Il film ha una fastidiosissima prospettiva antiurbana e banalmente naturalistica, di quel tipo di naturalismo che viene da chi la natura non la conosce granché ma è innamorato dell’idea di vita dai ritmi lenti. È il tipo di film che a un certo punto finisce a svelare una ragion d’essere diversa da quella iniziale, nell’elaborazione di traumi e nella vera natura del rapporto con questa donna malata. Tutto è trattato come fosse un apice narrativo e invece è solo un deludente e maldestro cambio di registro. Non che quello iniziale, così smielato e senile, fosse chissà che delizia. “Forse è quello di cui il mondo ora ha bisogno: meno senso e più fede” dirà qualcuno ad un certo punto riguardo questo viaggio a piedi di Harold, che in breve diventa Forrest Gump, noto in tutto il paese, ammirato e con un seguito di fedeli che camminano con lui e che lui ovviamente non vorrebbe (figuriamoci! Contaminano la sua purezza!).

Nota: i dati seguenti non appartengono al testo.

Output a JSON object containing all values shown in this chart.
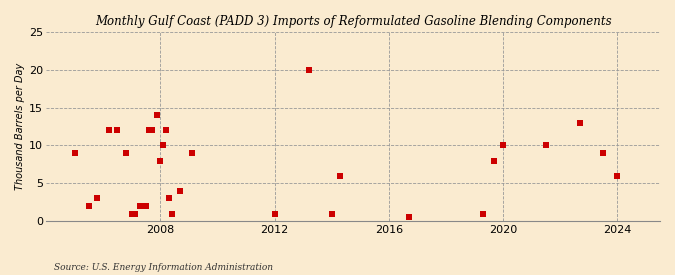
{
  "title": "Monthly Gulf Coast (PADD 3) Imports of Reformulated Gasoline Blending Components",
  "ylabel": "Thousand Barrels per Day",
  "source": "Source: U.S. Energy Information Administration",
  "background_color": "#faebd0",
  "plot_bg_color": "#faebd0",
  "marker_color": "#cc0000",
  "marker_size": 16,
  "xlim": [
    2004.0,
    2025.5
  ],
  "ylim": [
    0,
    25
  ],
  "yticks": [
    0,
    5,
    10,
    15,
    20,
    25
  ],
  "xticks": [
    2008,
    2012,
    2016,
    2020,
    2024
  ],
  "data_points": [
    [
      2005.0,
      9.0
    ],
    [
      2005.5,
      2.0
    ],
    [
      2005.8,
      3.0
    ],
    [
      2006.2,
      12.0
    ],
    [
      2006.5,
      12.0
    ],
    [
      2006.8,
      9.0
    ],
    [
      2007.0,
      1.0
    ],
    [
      2007.1,
      1.0
    ],
    [
      2007.3,
      2.0
    ],
    [
      2007.5,
      2.0
    ],
    [
      2007.6,
      12.0
    ],
    [
      2007.7,
      12.0
    ],
    [
      2007.9,
      14.0
    ],
    [
      2008.0,
      8.0
    ],
    [
      2008.1,
      10.0
    ],
    [
      2008.2,
      12.0
    ],
    [
      2008.3,
      3.0
    ],
    [
      2008.4,
      1.0
    ],
    [
      2008.7,
      4.0
    ],
    [
      2009.1,
      9.0
    ],
    [
      2012.0,
      1.0
    ],
    [
      2013.2,
      20.0
    ],
    [
      2014.0,
      1.0
    ],
    [
      2014.3,
      6.0
    ],
    [
      2016.7,
      0.5
    ],
    [
      2019.3,
      1.0
    ],
    [
      2019.7,
      8.0
    ],
    [
      2020.0,
      10.0
    ],
    [
      2021.5,
      10.0
    ],
    [
      2022.7,
      13.0
    ],
    [
      2023.5,
      9.0
    ],
    [
      2024.0,
      6.0
    ]
  ]
}
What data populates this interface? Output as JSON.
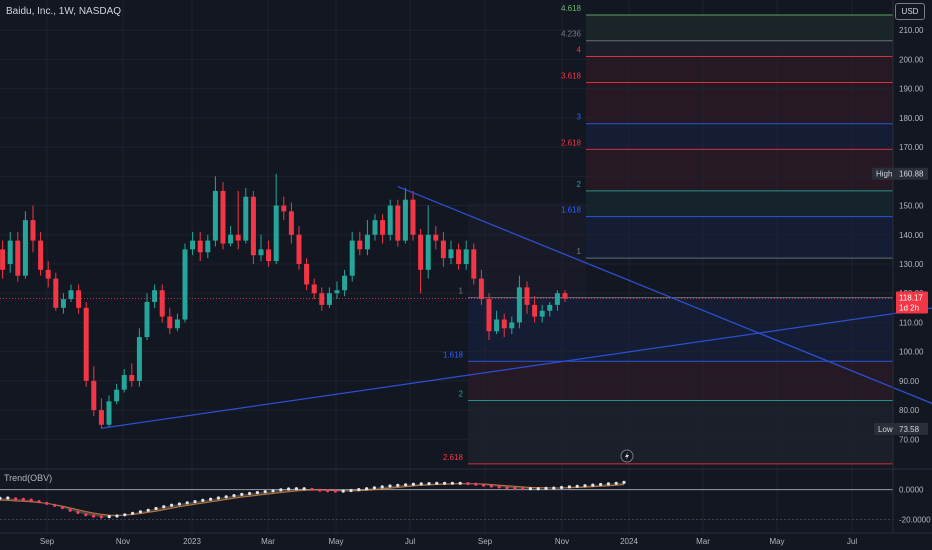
{
  "header": {
    "symbol_title": "Baidu, Inc., 1W, NASDAQ",
    "currency": "USD"
  },
  "oscillator": {
    "title": "Trend(OBV)"
  },
  "price_axis": {
    "ticks": [
      210,
      200,
      190,
      180,
      170,
      160,
      150,
      140,
      130,
      120,
      110,
      100,
      90,
      80,
      70
    ],
    "tick_labels": [
      "210.00",
      "200.00",
      "190.00",
      "180.00",
      "170.00",
      "160.00",
      "150.00",
      "140.00",
      "130.00",
      "120.00",
      "110.00",
      "100.00",
      "90.00",
      "80.00",
      "70.00"
    ],
    "high_badge": {
      "label": "High",
      "value": "160.88"
    },
    "low_badge": {
      "label": "Low",
      "value": "73.58"
    },
    "last_price": "118.17",
    "countdown": "1d 2h"
  },
  "osc_axis": {
    "tick_labels": [
      "0.0000",
      "-20.0000"
    ]
  },
  "time_axis": {
    "labels": [
      "Sep",
      "Nov",
      "2023",
      "Mar",
      "May",
      "Jul",
      "Sep",
      "Nov",
      "2024",
      "Mar",
      "May",
      "Jul"
    ]
  },
  "fib_upper": [
    {
      "label": "4.618",
      "price": 215.2,
      "color": "#66bb6a"
    },
    {
      "label": "4.236",
      "price": 206.4,
      "color": "#787b86"
    },
    {
      "label": "4",
      "price": 201.0,
      "color": "#f23645"
    },
    {
      "label": "3.618",
      "price": 192.1,
      "color": "#f23645"
    },
    {
      "label": "3",
      "price": 178.0,
      "color": "#2962ff"
    },
    {
      "label": "2.618",
      "price": 169.2,
      "color": "#f23645"
    },
    {
      "label": "2",
      "price": 155.0,
      "color": "#26a69a"
    },
    {
      "label": "1.618",
      "price": 146.2,
      "color": "#2962ff"
    },
    {
      "label": "1",
      "price": 132.0,
      "color": "#787b86"
    }
  ],
  "fib_lower": [
    {
      "label": "1",
      "price": 118.5,
      "color": "#787b86"
    },
    {
      "label": "1.618",
      "price": 96.7,
      "color": "#2962ff"
    },
    {
      "label": "2",
      "price": 83.3,
      "color": "#26a69a"
    },
    {
      "label": "2.618",
      "price": 61.6,
      "color": "#f23645"
    }
  ],
  "chart_data": {
    "type": "candlestick",
    "timeframe": "1W",
    "ylim": [
      63,
      217
    ],
    "candles": [
      [
        138,
        135,
        142,
        131
      ],
      [
        135,
        128,
        138,
        125
      ],
      [
        130,
        138,
        141,
        127
      ],
      [
        138,
        126,
        141,
        124
      ],
      [
        126,
        145,
        148,
        125
      ],
      [
        145,
        138,
        150,
        134
      ],
      [
        138,
        128,
        141,
        126
      ],
      [
        128,
        125,
        131,
        122
      ],
      [
        125,
        115,
        127,
        114
      ],
      [
        115,
        118,
        120,
        113
      ],
      [
        118,
        121,
        123,
        117
      ],
      [
        121,
        115,
        123,
        113
      ],
      [
        115,
        90,
        117,
        88
      ],
      [
        90,
        80,
        95,
        78
      ],
      [
        80,
        75,
        84,
        73.58
      ],
      [
        75,
        83,
        85,
        74
      ],
      [
        83,
        87,
        89,
        82
      ],
      [
        87,
        92,
        94,
        86
      ],
      [
        92,
        90,
        96,
        88
      ],
      [
        90,
        105,
        108,
        88
      ],
      [
        105,
        117,
        120,
        104
      ],
      [
        117,
        121,
        123,
        115
      ],
      [
        121,
        112,
        123,
        110
      ],
      [
        112,
        108,
        115,
        106
      ],
      [
        108,
        111,
        113,
        107
      ],
      [
        111,
        135,
        137,
        110
      ],
      [
        135,
        138,
        141,
        133
      ],
      [
        138,
        134,
        141,
        131
      ],
      [
        134,
        138,
        140,
        132
      ],
      [
        138,
        155,
        160,
        136
      ],
      [
        155,
        137,
        158,
        135
      ],
      [
        137,
        140,
        143,
        136
      ],
      [
        140,
        138,
        155,
        135
      ],
      [
        138,
        153,
        156,
        137
      ],
      [
        153,
        133,
        155,
        130
      ],
      [
        133,
        135,
        140,
        131
      ],
      [
        135,
        131,
        138,
        129
      ],
      [
        131,
        150,
        160.88,
        130
      ],
      [
        150,
        148,
        153,
        145
      ],
      [
        148,
        140,
        151,
        137
      ],
      [
        140,
        130,
        143,
        128
      ],
      [
        130,
        123,
        132,
        121
      ],
      [
        123,
        120,
        125,
        118
      ],
      [
        120,
        116,
        122,
        114
      ],
      [
        116,
        120,
        122,
        115
      ],
      [
        120,
        121,
        124,
        118
      ],
      [
        121,
        126,
        128,
        119
      ],
      [
        126,
        138,
        141,
        124
      ],
      [
        138,
        135,
        141,
        133
      ],
      [
        135,
        140,
        145,
        133
      ],
      [
        140,
        145,
        147,
        138
      ],
      [
        145,
        140,
        147,
        137
      ],
      [
        140,
        150,
        152,
        138
      ],
      [
        150,
        138,
        152,
        136
      ],
      [
        138,
        152,
        156,
        137
      ],
      [
        152,
        140,
        155,
        138
      ],
      [
        140,
        128,
        142,
        120
      ],
      [
        128,
        140,
        150,
        125
      ],
      [
        140,
        138,
        143,
        135
      ],
      [
        138,
        132,
        141,
        129
      ],
      [
        132,
        135,
        138,
        130
      ],
      [
        135,
        130,
        137,
        128
      ],
      [
        130,
        135,
        138,
        128
      ],
      [
        135,
        125,
        137,
        123
      ],
      [
        125,
        118,
        128,
        116
      ],
      [
        118,
        107,
        120,
        104
      ],
      [
        107,
        111,
        114,
        106
      ],
      [
        111,
        108,
        113,
        105
      ],
      [
        108,
        110,
        112,
        106
      ],
      [
        110,
        122,
        126,
        108
      ],
      [
        122,
        116,
        124,
        113
      ],
      [
        116,
        112,
        119,
        110
      ],
      [
        112,
        114,
        116,
        110
      ],
      [
        114,
        116,
        117,
        112
      ],
      [
        116,
        120,
        121,
        114
      ],
      [
        120,
        118.17,
        121,
        117
      ]
    ],
    "trendlines": [
      {
        "name": "support",
        "from": {
          "i": 14,
          "price": 73.8
        },
        "to": {
          "i": 162,
          "price": 129.5
        }
      },
      {
        "name": "resistance",
        "from": {
          "i": 53,
          "price": 156.5
        },
        "to": {
          "i": 143,
          "price": 61.5
        }
      }
    ],
    "obv": [
      [
        -5.8,
        -7.0
      ],
      [
        -5.6,
        -7.2
      ],
      [
        -6.2,
        -7.6
      ],
      [
        -6.5,
        -7.8
      ],
      [
        -7.0,
        -8.2
      ],
      [
        -8.0,
        -8.6
      ],
      [
        -9.2,
        -9.2
      ],
      [
        -10.5,
        -10.0
      ],
      [
        -12.0,
        -11.0
      ],
      [
        -13.8,
        -12.2
      ],
      [
        -15.2,
        -13.4
      ],
      [
        -16.8,
        -14.6
      ],
      [
        -17.6,
        -15.6
      ],
      [
        -18.2,
        -16.4
      ],
      [
        -18.0,
        -17.0
      ],
      [
        -17.6,
        -17.2
      ],
      [
        -16.8,
        -17.0
      ],
      [
        -15.8,
        -16.6
      ],
      [
        -14.8,
        -16.0
      ],
      [
        -13.8,
        -15.2
      ],
      [
        -12.6,
        -14.4
      ],
      [
        -11.4,
        -13.4
      ],
      [
        -10.4,
        -12.4
      ],
      [
        -9.6,
        -11.4
      ],
      [
        -8.8,
        -10.6
      ],
      [
        -8.0,
        -9.8
      ],
      [
        -7.2,
        -9.0
      ],
      [
        -6.4,
        -8.2
      ],
      [
        -5.6,
        -7.4
      ],
      [
        -4.8,
        -6.6
      ],
      [
        -4.0,
        -5.8
      ],
      [
        -3.2,
        -5.0
      ],
      [
        -2.6,
        -4.4
      ],
      [
        -2.0,
        -3.8
      ],
      [
        -1.4,
        -3.2
      ],
      [
        -0.8,
        -2.6
      ],
      [
        -0.2,
        -2.0
      ],
      [
        0.4,
        -1.4
      ],
      [
        0.6,
        -0.9
      ],
      [
        0.6,
        -0.5
      ],
      [
        0.2,
        -0.3
      ],
      [
        -0.4,
        -0.3
      ],
      [
        -0.8,
        -0.4
      ],
      [
        -1.0,
        -0.6
      ],
      [
        -1.0,
        -0.8
      ],
      [
        -0.6,
        -0.9
      ],
      [
        0.0,
        -0.8
      ],
      [
        0.6,
        -0.5
      ],
      [
        1.2,
        -0.1
      ],
      [
        1.8,
        0.4
      ],
      [
        2.4,
        0.9
      ],
      [
        2.8,
        1.4
      ],
      [
        3.2,
        1.9
      ],
      [
        3.6,
        2.4
      ],
      [
        3.8,
        2.8
      ],
      [
        4.0,
        3.1
      ],
      [
        4.2,
        3.4
      ],
      [
        4.2,
        3.6
      ],
      [
        4.2,
        3.8
      ],
      [
        4.2,
        3.9
      ],
      [
        4.0,
        3.9
      ],
      [
        3.6,
        3.9
      ],
      [
        3.0,
        3.7
      ],
      [
        2.4,
        3.4
      ],
      [
        1.8,
        3.0
      ],
      [
        1.2,
        2.6
      ],
      [
        0.8,
        2.2
      ],
      [
        0.6,
        1.8
      ],
      [
        0.6,
        1.5
      ],
      [
        0.6,
        1.3
      ],
      [
        0.8,
        1.2
      ],
      [
        1.0,
        1.1
      ],
      [
        1.4,
        1.1
      ],
      [
        1.8,
        1.2
      ],
      [
        2.2,
        1.4
      ],
      [
        2.6,
        1.6
      ],
      [
        3.0,
        1.9
      ],
      [
        3.4,
        2.2
      ],
      [
        3.8,
        2.5
      ],
      [
        4.2,
        2.9
      ],
      [
        4.8,
        3.3
      ]
    ]
  }
}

Di tutto questo capitale di aspirazioni spirituali e purificazione personale accumulato lungo la storia poi il film farà davvero molto poco, in un finale appositamente in minore, che dovrebbe rilanciare più che l’importanza dell’esito, la centralità del percorso. Ma quel percorso è di una banalità sconvolgente quanto a ruffiani simbolismi e sfiancanti buonismi. La brava gente britannica incontrata da Harold sono immigrati, ragazzi per bene, persone in difficoltà e uomini e donne di buon cuore che lo vogliono aiutare perché riconoscono in lui una purezza senile contagiosa. Jim Broadbent cavalca quest’ideale senza remore e senza dargli nessuna concretezza, nessuna complessità. Fisso in un sorriso ingenuo e sognante.

Per la cronaca, nella reale Europa del 1974 alla fine Werner Herzog realmente arrivò a Parigi da Monaco a piedi, da solo, d’inverno. E Lotte Eisner di fatto rimase in vita (sarebbe morta molti anni dopo nel 1982). Durante quell’impresa Herzog tenne un diario che poi è diventato il libro Sentieri di ghiaccio, l’opposto logico del buonismo.